Independientemente del resultado de la Huelga General del próximo día 29, su mera convocatoria y el contexto en que ésta se produce, está induciendo, en mi opinión, una auténtica inflexión histórica a resultas de la cual tanto el modelo sindical como el modelo político-partidista vigentes pueden acabar saltando por los aires. Comenzando por el primero, resulta evidente que los sindicatos mayoritarios de este país, UGT y CC OO, han permanecido instalados en los últimos tiempos en una posición institucional que ha conformado unas prácticas sindicales en las que han primado las buenas relaciones (incluso de hermandad con el PSOE en el caso de UGT) con el bipartito (PP, PSOE) que estructura nuestro sistema político. Ocurre que a partir del 12 de mayo de 2010 (anuncio de los ajustes antisociales), y fundamentalmente tras la reforma laboral que ha servido de espoleta a la huelga, los sindicatos se han encontrado con que esta agresión sin precedentes contra los derechos sociales, en la medida que también arrasa con el principio de negociación colectiva, los convierte en entes prescindibles, molestos. Los sindicatos, sencillamente, sobran en el nuevo estado de las cosas que se pretende por cuanto queda anulado su papel de interlocutores sociales, ya que se busca, por un lado, que el empresario individualice las relaciones laborales, y por otro, que no existan entidades garantistas del Estado del Bienestar.

En este sentido, no es casual la brutal arremetida, rayana en la criminalización, que está sufriendo el sindicalismo de este país, proveniente tanto de la derecha más cavernícola como de los intelectuales orgánicos del socioliberalismo. Empujados a la trinchera, los grandes sindicatos se encuentran con una escasa influencia organizativa en lo que se ha dado en llamar 'precariado', es decir, ese tercio (quizá más) de la clase trabajadora desregulado cuyas condiciones salariales y laborales anticipan el ominoso futuro que se pretende generalizar.

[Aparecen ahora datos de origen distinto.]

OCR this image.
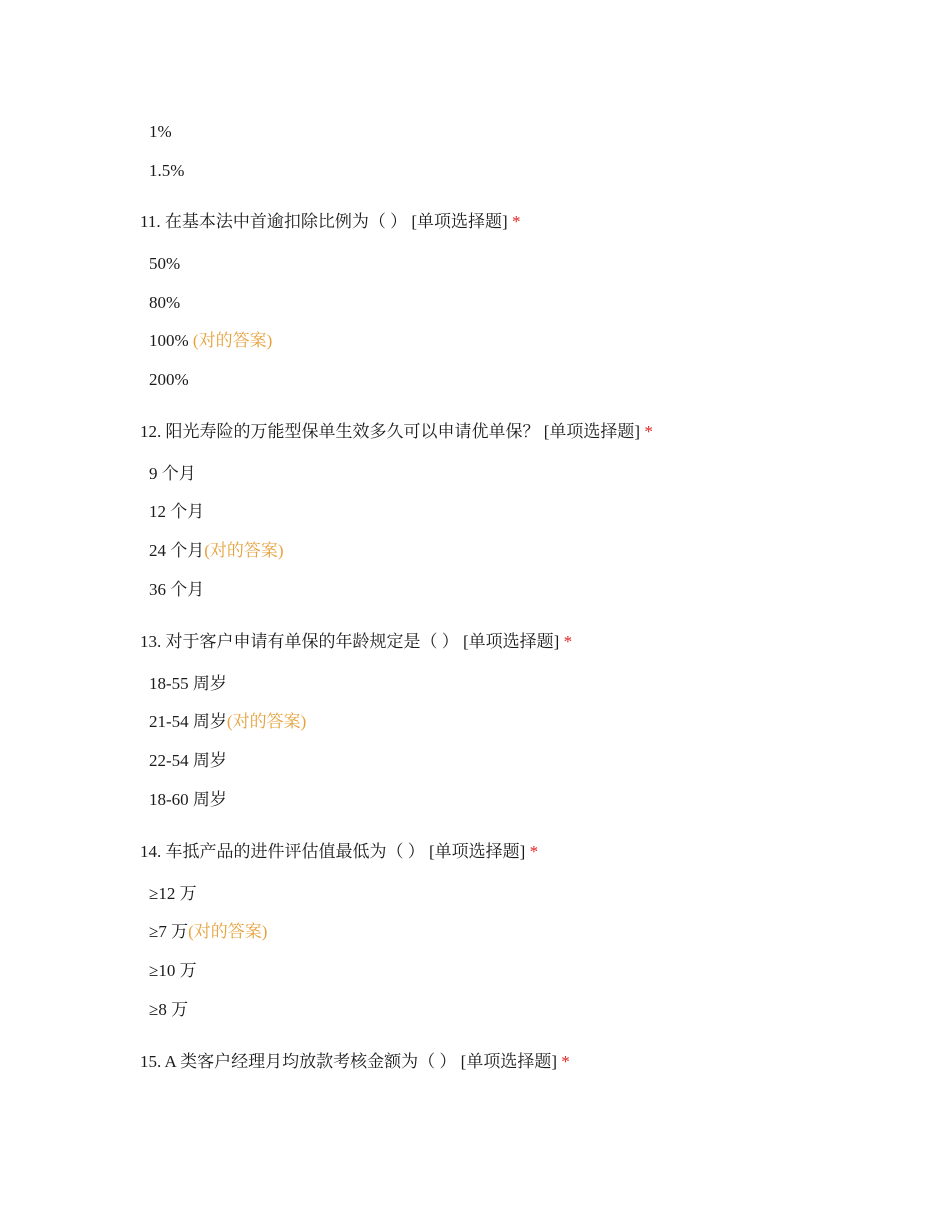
1%
1.5%
11. 在基本法中首逾扣除比例为（ ） [单项选择题] *
50%
80%
100% (对的答案)
200%
12. 阳光寿险的万能型保单生效多久可以申请优单保？ [单项选择题] *
9 个月
12 个月
24 个月(对的答案)
36 个月
13. 对于客户申请有单保的年龄规定是（ ） [单项选择题] *
18-55 周岁
21-54 周岁(对的答案)
22-54 周岁
18-60 周岁
14. 车抵产品的进件评估值最低为（ ） [单项选择题] *
≥12 万
≥7 万(对的答案)
≥10 万
≥8 万
15. A 类客户经理月均放款考核金额为（ ） [单项选择题] *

Así que no queda otra que recomponer el modelo sindical. Las mesas negociadoras con empresarios y gobierno van a ceder protagonismo a la asamblea de fábrica, taller u oficina. Una gestión sindical más o menos rutinaria derivada de la influencia política del sindicalismo ha de tornarse, por la fuerza de los hechos, en un sindicalismo de resistencia más pegado al terreno. Y ello no se debe a la radicalización de las organizaciones sindicales, sino a la de quienes hasta ahora habían procurado granjearse el favor de aquéllas en busca de la paz social. Y es que no queda margen: cuando se aspira al modelo laboral del sureste asiático y a un Estado del Bienestar absolutamente jibarizado, están de más las organizaciones representativas de los trabajadores y, en general, de los ciudadanos y ciudadanas.

El marco político también va a entrar en crisis. El mapa de la izquierda tarde o temprano se va a redefinir. El PSOE no puede seguir presentándose ante el electorado como el partido de las políticas sociales y los derechos laborales, salvo que incurra en un cinismo sin parangón. Las gentes y colectivos que están animando esta huelga del 29S van a requerir de un referente político que los represente en las instituciones. La batalla entre el neoliberalismo y las ideas de progreso se va a intensificar enormemente en los tiempos venideros, y los ambiguos no van a poder quedarse a la intemperie: el fuego cruzado entre aquellos dos bandos va a ser tan drástico que van a tener que buscar refugio en uno u otro de los equipos en liza. Gestos como el del Tomás Gómez, candidato a las primarias socialistas en Madrid, abogando por un discurso de izquierda y a la vez reivindicando la figura de Zapatero, no van a tener cuota de mercado alguna: los insultos a la inteligencia tienen fecha de caducidad. Los socialistas que así se sientan van a tener que tomar partido, partido hasta mancharse, y con los mimbres que aporten, junto a los de los más veteranos de la izquierda real, levantar esa organización que comienzan a demandar los miles y miles que pasado mañana, de manera tan consciente como firme, van a decir no a la dictadura del capital financiero, convencidos de que, el día después, muchas cosas van a cambiar en este país.